Finally, after having described the ways in which the communes will take decisions, the declaration states:
All these functions will have no bureaucratic or executive character. Apart from those who work as technicians or simply statisticians, the rest will simply be carrying out their job as producers, gathered together at the end of the working day to discuss questions of detail which do not call for reference to a general assembly.
Not only economic and social organisation, but the very ideas of justice, love and education, are reviewed.
Libertarian communism is incompatible with any punitive regime, which implies the disappearance of the present system of punitive justice and all its instruments, such as prisons.
The committee considers
Firstly, that man is not bad by nature, and that delinquency is the logical result of the state of social injustice in which we live.
Secondly, that when his needs are satisfied, and he is given rational and humane education, its causes will disappear.
Therefore we consider that when an individual falls down in his duties, either in the moral realm or as a producer, it will be for the assemblies of the people to find a just and harmonious solution to the case.
On the family and on sexual relations, the resolution points out that the family has fulfilled many admirable functions of solidarity and declares that the revolution will not involve an attack on the family.
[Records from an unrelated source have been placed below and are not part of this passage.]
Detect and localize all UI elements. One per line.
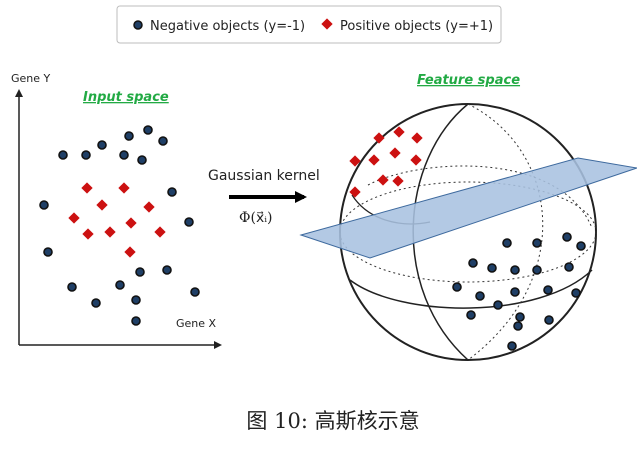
negative-point — [468, 258, 478, 268]
legend: Negative objects (y=-1) Positive objects… — [116, 5, 502, 44]
negative-point — [91, 298, 101, 308]
positive-point — [81, 182, 93, 194]
sphere-equator — [339, 181, 597, 283]
positive-point — [118, 182, 130, 194]
negative-point — [543, 285, 553, 295]
figure-caption: 图 10: 高斯核示意 — [246, 409, 419, 433]
negative-point — [452, 282, 462, 292]
positive-point — [411, 132, 423, 144]
negative-point — [502, 238, 512, 248]
negative-point — [131, 316, 141, 326]
negative-point — [532, 238, 542, 248]
negative-point — [137, 155, 147, 165]
positive-point — [125, 217, 137, 229]
negative-point — [507, 341, 517, 351]
positive-point — [377, 174, 389, 186]
negative-point — [576, 241, 586, 251]
negative-point — [510, 265, 520, 275]
negative-point — [58, 150, 68, 160]
positive-point — [392, 175, 404, 187]
gene-y-label: Gene Y — [11, 72, 51, 85]
negative-point — [544, 315, 554, 325]
negative-point — [124, 131, 134, 141]
positive-point — [373, 132, 385, 144]
legend-frame — [116, 5, 502, 44]
gene-x-label: Gene X — [176, 317, 217, 330]
positive-point — [82, 228, 94, 240]
negative-point — [466, 310, 476, 320]
negative-point — [39, 200, 49, 210]
positive-point — [154, 226, 166, 238]
negative-point — [475, 291, 485, 301]
legend-positive-label: Positive objects (y=+1) — [340, 19, 493, 34]
negative-point — [115, 280, 125, 290]
negative-point — [493, 300, 503, 310]
feature-space-title: Feature space — [417, 73, 520, 88]
positive-point — [349, 186, 361, 198]
negative-point — [162, 265, 172, 275]
positive-point — [389, 147, 401, 159]
negative-point — [135, 267, 145, 277]
negative-point — [119, 150, 129, 160]
positive-point — [349, 155, 361, 167]
negative-point — [167, 187, 177, 197]
negative-point — [515, 312, 525, 322]
input-space-panel: Input space Gene Y Gene X — [11, 72, 222, 349]
separating-hyperplane — [299, 157, 637, 259]
positive-point — [124, 246, 136, 258]
kernel-mapping: Gaussian kernel Φ(x⃗ᵢ) — [208, 168, 320, 226]
negative-point — [487, 263, 497, 273]
kernel-label: Gaussian kernel — [208, 168, 320, 184]
legend-negative-label: Negative objects (y=-1) — [150, 19, 305, 34]
positive-point — [368, 154, 380, 166]
negative-point — [97, 140, 107, 150]
negative-point — [67, 282, 77, 292]
kernel-formula: Φ(x⃗ᵢ) — [239, 210, 273, 226]
negative-point — [510, 287, 520, 297]
positive-point — [68, 212, 80, 224]
feature-points — [349, 126, 586, 351]
input-points — [39, 125, 200, 326]
negative-point — [81, 150, 91, 160]
negative-point — [513, 321, 523, 331]
negative-point — [143, 125, 153, 135]
negative-point — [562, 232, 572, 242]
sphere-latitude-lower — [349, 269, 593, 309]
positive-point — [96, 199, 108, 211]
input-space-title: Input space — [83, 90, 169, 105]
positive-point — [104, 226, 116, 238]
negative-point — [158, 136, 168, 146]
negative-point — [564, 262, 574, 272]
negative-point — [190, 287, 200, 297]
negative-point — [43, 247, 53, 257]
negative-point — [184, 217, 194, 227]
sphere-latitude-dotted — [367, 165, 593, 229]
negative-point — [131, 295, 141, 305]
positive-point — [143, 201, 155, 213]
negative-point — [532, 265, 542, 275]
positive-point — [410, 154, 422, 166]
sphere-meridian-right — [467, 103, 544, 361]
feature-space-panel: Feature space — [299, 73, 637, 361]
negative-point — [571, 288, 581, 298]
legend-negative-marker — [133, 20, 143, 30]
However
Libertarian communism proclaims free love, with no more regulation than the free will of the men and women concerned, guaranteeing the children with the security of the community.
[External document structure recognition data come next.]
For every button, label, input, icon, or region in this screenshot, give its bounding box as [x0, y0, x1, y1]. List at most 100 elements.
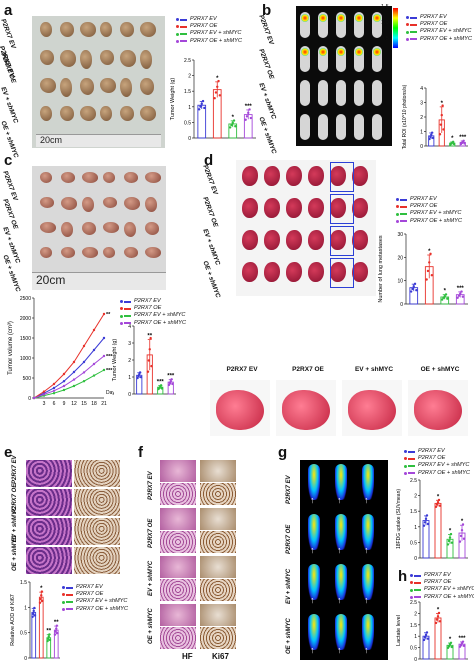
ruler: 20cm	[32, 272, 166, 290]
significance-mark: ***	[457, 286, 465, 292]
legend-marker	[62, 607, 65, 611]
legend-label: P2RX7 EV	[424, 572, 451, 578]
panel-g-pet-photo: ↑ ↑ ↑ ↑ ↑ ↑ ↑ ↑ ↑ ↑ ↑ ↑	[300, 460, 388, 660]
legend-item: P2RX7 EV + shMYC	[62, 598, 128, 605]
signal-spot	[337, 48, 345, 56]
legend-line	[414, 596, 421, 599]
data-point	[149, 336, 152, 340]
data-point	[169, 379, 172, 383]
legend-marker	[62, 593, 65, 597]
panel-e-label: e	[4, 444, 13, 461]
legend-marker	[396, 198, 399, 202]
legend-line	[414, 589, 421, 591]
panel-b-label: b	[262, 2, 272, 19]
data-point	[451, 140, 455, 144]
ruler: 20cm	[36, 134, 161, 147]
data-point	[136, 376, 139, 380]
lung	[330, 166, 346, 186]
data-point	[426, 637, 430, 640]
data-point	[160, 387, 164, 390]
row-label: P2RX7 EV	[257, 14, 275, 46]
tumor	[82, 197, 94, 212]
lung-caption: EV + shMYC	[354, 366, 394, 373]
y-tick-label: 30	[397, 232, 403, 238]
data-point	[444, 293, 448, 296]
y-axis-label: Lactate level	[396, 615, 402, 646]
panel-a-label: a	[4, 2, 13, 19]
data-point	[33, 614, 37, 617]
series-point	[72, 384, 76, 388]
data-point	[409, 290, 413, 293]
legend-item: P2RX7 OE	[176, 23, 242, 30]
y-tick-label: 0.5	[20, 631, 27, 637]
panel-h-legend: P2RX7 EV P2RX7 OE P2RX7 EV + shMYC P2RX7 OE…	[410, 572, 474, 601]
legend-label: P2RX7 EV	[418, 448, 445, 454]
pet-mouse	[335, 464, 347, 500]
row-label: P2RX7 OE	[286, 524, 292, 554]
legend-line	[400, 205, 407, 208]
legend-label: P2RX7 EV	[410, 196, 437, 202]
significance-mark: *	[428, 249, 431, 255]
signal-spot	[301, 14, 309, 22]
data-point	[431, 136, 435, 140]
data-point	[415, 289, 418, 292]
significance-mark: **	[46, 629, 51, 635]
data-point	[55, 627, 58, 630]
data-point	[217, 79, 220, 83]
significance-mark: *	[216, 76, 219, 82]
data-point	[424, 633, 428, 637]
data-point	[430, 133, 433, 136]
tumor	[80, 22, 96, 37]
panel-a-legend: P2RX7 EV P2RX7 OE P2RX7 EV + shMYC P2RX7 OE…	[176, 16, 242, 45]
data-point	[426, 269, 430, 273]
tumor	[140, 22, 156, 37]
pet-mouse	[362, 614, 374, 650]
y-tick-label: 2000	[20, 316, 31, 322]
tumor	[140, 78, 154, 95]
data-point	[150, 364, 153, 368]
mouse	[318, 12, 328, 38]
y-tick-label: 1	[414, 634, 417, 640]
data-point	[448, 536, 452, 539]
ki67-zoom-image	[200, 531, 236, 553]
y-tick-label: 2.5	[410, 600, 417, 606]
data-point	[459, 292, 462, 295]
lung	[308, 262, 324, 282]
legend-marker	[62, 586, 65, 590]
data-point	[450, 645, 454, 649]
row-label: EV + shMYC	[257, 82, 278, 121]
data-point	[443, 294, 446, 298]
tumor	[145, 197, 157, 212]
data-point	[438, 504, 442, 507]
data-point	[462, 644, 466, 648]
legend-item: P2RX7 EV + shMYC	[404, 462, 470, 469]
panel-b-bioluminescence-photo	[296, 6, 392, 146]
series-point	[82, 344, 86, 348]
arrow-up-icon: ↑	[310, 645, 315, 655]
series-point	[52, 392, 56, 395]
lung-closeup	[414, 390, 462, 430]
legend-label: P2RX7 EV	[134, 298, 161, 304]
x-tick-label: 9	[63, 401, 66, 407]
data-point	[54, 630, 57, 633]
mouse	[372, 114, 382, 140]
tumor	[61, 222, 73, 237]
data-point	[55, 624, 59, 627]
panel-c-label: c	[4, 152, 13, 169]
tumor	[40, 50, 54, 65]
tumor	[60, 22, 74, 37]
series-point	[62, 372, 66, 376]
lung	[330, 198, 346, 218]
data-point	[214, 91, 218, 94]
legend-line	[66, 601, 73, 603]
he-overview-image	[160, 460, 196, 482]
series-line	[33, 337, 105, 399]
data-point	[447, 539, 451, 543]
legend-line	[180, 33, 187, 35]
legend-item: P2RX7 EV + shMYC	[176, 30, 242, 37]
tumor	[80, 50, 92, 69]
legend-marker	[396, 219, 399, 223]
tumor	[145, 172, 161, 183]
legend-label: P2RX7 OE + shMYC	[134, 319, 187, 326]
Education was discussed in two stages; one designed for the immediate battle against illiteracy, and another the long-term development of a human system of education.
The resolution ended by declaring that when achieved, the revolution would be defended by the people in arms.
This declaration on ‘The Confederal Conception of Libertarian Communism’ carried unanimously by delegates speaking for a million workers represents the height of anarcho-syndicalist expression. To what extent did the individual members share its aspirations? To what extent was it the expression of a handful of militant anarchists kidding themselves that their own ideas were held throughout the CNT? How representative was the other side of the Congress with its violent personal and factional disputes? As the events fade into the past, these problems can only be unravelled by someone who shares a knowledge of Spain, a feeling for anarchism and the skill of a historian.
However, the fact that the workers of the CNT, in the face of oppression and persecution, and the imminence of a violent rising, could present such a clear and humanistic view of what they wanted society to be like, shows that they were the most socially conscious people that recent history has seen, and makes it even more tragic that circumstances conspired to prevent them from realising their desires.
GLOSSARY OF POLITICS IN ANTI-FRANCO SPAIN
CNT (Confederación National del Trabajo — National Confederation of Labour).
Revolutionary syndicalist union influenced by the anarchists.
FAI (Federación Anarquista Iberica — Anarchist Federation of Iberia).
UGT (Union General de Trabajadores General Workers’ Union). Reformist trade union controlled by the socialists.
PSO (Partido Socialista Obrero — Workers’ Socialist Party).
PCE (Partido Communista Español- — Spanish Communist Party).
PSUC (Partido Socialista Unificat de Catalunya — Catalan United Socialist Party). The combined Socialist and Communist parties of Catalonia.
POUM (Partido Obrero de Unificación Marxista). Dissident revolutionary Communist party.
GENERALITAT the government of the autonomous province of Catalonia.
*EI Congreso Confederal de Zaragoza, Ediciones CNT, 1955.